En cas de cyclone, Météo France et le préfet sont les principaux acteurs de la chaîne d'alerte. Les DEAL, nos services déconcentrés, interviennent dans un second temps puisqu'elles effectuent des retours d'expérience systématiques pour évaluer a posteriori l'efficacité de nos plans de prévention.
Notre action porte donc principalement sur l'amélioration de la connaissance des aléas. Pour ce faire, nous nous appuyons sur les différents opérateurs tels que Météo France, l'Institut de recherche pour le développement (IRD) ou encore l'Institut national de recherche en sciences et technologies pour l'environnement et l'agriculture (IRSTEA). Le BRGM, très présent en outre-mer, et le Centre d'études et d'expertise sur les risques, l'environnement, la mobilité et l'aménagement (Cerema), qui a été sollicité dans les Îles du Nord après le passage d'Irma, sont également des partenaires privilégiés.
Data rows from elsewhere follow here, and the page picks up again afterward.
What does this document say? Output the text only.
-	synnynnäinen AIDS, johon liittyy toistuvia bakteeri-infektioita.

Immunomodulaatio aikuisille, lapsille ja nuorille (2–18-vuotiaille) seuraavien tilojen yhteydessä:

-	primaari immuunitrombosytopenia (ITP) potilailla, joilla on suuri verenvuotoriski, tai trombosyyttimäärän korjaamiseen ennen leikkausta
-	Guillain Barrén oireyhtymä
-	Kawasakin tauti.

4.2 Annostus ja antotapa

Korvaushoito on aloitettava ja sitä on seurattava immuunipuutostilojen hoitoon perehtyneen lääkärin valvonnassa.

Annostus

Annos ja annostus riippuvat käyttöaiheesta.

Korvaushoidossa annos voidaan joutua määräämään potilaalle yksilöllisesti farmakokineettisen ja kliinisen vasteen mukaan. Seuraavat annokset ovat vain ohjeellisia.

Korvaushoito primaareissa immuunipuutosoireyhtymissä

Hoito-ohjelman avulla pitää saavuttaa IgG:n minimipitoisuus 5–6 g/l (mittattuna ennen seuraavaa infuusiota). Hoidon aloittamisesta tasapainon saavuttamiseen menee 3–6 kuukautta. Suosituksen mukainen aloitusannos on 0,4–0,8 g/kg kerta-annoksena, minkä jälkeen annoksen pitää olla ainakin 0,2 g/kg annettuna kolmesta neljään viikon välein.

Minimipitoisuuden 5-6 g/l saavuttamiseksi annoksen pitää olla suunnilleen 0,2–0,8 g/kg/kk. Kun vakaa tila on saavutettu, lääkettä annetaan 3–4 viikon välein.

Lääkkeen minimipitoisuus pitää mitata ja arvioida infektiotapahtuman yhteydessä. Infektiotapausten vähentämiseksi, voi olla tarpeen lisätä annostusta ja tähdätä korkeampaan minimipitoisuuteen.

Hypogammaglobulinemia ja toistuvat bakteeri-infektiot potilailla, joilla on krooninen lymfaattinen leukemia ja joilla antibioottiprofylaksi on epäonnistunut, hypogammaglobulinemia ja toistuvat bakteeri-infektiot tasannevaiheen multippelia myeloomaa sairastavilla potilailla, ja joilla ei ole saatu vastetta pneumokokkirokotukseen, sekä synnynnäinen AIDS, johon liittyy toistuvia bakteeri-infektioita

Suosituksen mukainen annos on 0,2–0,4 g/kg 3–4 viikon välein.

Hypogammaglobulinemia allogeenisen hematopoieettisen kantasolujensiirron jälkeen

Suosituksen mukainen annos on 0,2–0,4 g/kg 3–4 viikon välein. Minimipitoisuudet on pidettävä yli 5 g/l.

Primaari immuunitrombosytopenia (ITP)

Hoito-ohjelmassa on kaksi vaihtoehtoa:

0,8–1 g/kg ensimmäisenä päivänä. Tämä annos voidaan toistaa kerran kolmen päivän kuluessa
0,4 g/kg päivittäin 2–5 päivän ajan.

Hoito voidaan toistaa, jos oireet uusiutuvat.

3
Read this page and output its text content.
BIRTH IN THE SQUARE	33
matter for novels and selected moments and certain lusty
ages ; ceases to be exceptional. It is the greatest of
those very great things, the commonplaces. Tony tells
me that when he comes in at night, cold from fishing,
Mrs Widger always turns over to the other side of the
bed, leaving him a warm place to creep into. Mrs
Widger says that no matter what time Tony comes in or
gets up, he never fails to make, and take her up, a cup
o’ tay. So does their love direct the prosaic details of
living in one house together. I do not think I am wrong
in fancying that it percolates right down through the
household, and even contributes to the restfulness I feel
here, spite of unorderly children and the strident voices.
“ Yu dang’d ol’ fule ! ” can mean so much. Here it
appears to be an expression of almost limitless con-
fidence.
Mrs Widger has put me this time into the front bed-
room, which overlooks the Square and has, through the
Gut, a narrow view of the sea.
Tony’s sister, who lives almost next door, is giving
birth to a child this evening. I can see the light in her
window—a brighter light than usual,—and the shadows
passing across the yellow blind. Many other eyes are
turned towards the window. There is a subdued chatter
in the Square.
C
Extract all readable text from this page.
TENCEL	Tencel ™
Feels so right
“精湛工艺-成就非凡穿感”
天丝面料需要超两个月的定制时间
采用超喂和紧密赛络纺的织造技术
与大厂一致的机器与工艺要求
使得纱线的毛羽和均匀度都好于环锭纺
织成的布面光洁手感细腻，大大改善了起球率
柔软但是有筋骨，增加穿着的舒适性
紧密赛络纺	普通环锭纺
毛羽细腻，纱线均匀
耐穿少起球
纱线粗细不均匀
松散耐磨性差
Le plan de prévention des risques naturels (PPRN) est notre canal historique d'intervention. Cet outil réglementaire arrêté par le préfet est essentiel car il permet de s'assurer que les risques naturels majeurs sont pris en compte dans l'aménagement du territoire. Les DROM sont bien couverts par les PPRN, avec des processus de révision déjà engagés comme à La Réunion. Le planning de révision des PPRN est défini à l'échelle des Antilles pour plus de cohérence, ce qui n'est pas le cas dans l'hexagone. À Saint-Martin, le plan en vigueur est en cours d'actualisation et nous travaillons en parallèle au déploiement d'un PPRN à Saint-Barthélemy.
Pour être réellement efficace, le PPRN doit être articulé avec les choix d'aménagement du territoire, c'est-à-dire avec les plans locaux d'urbanisme (PLU). La coopération entre l'État et les collectivités territoriales est donc un enjeu majeur de la prévention des risques naturels. En matière de prévision des crues, également, les mesures effectuées par les services de l'État et celles produites par les collectivités doivent être mises en commun pour améliorer la connaissance hydrologique globale du territoire.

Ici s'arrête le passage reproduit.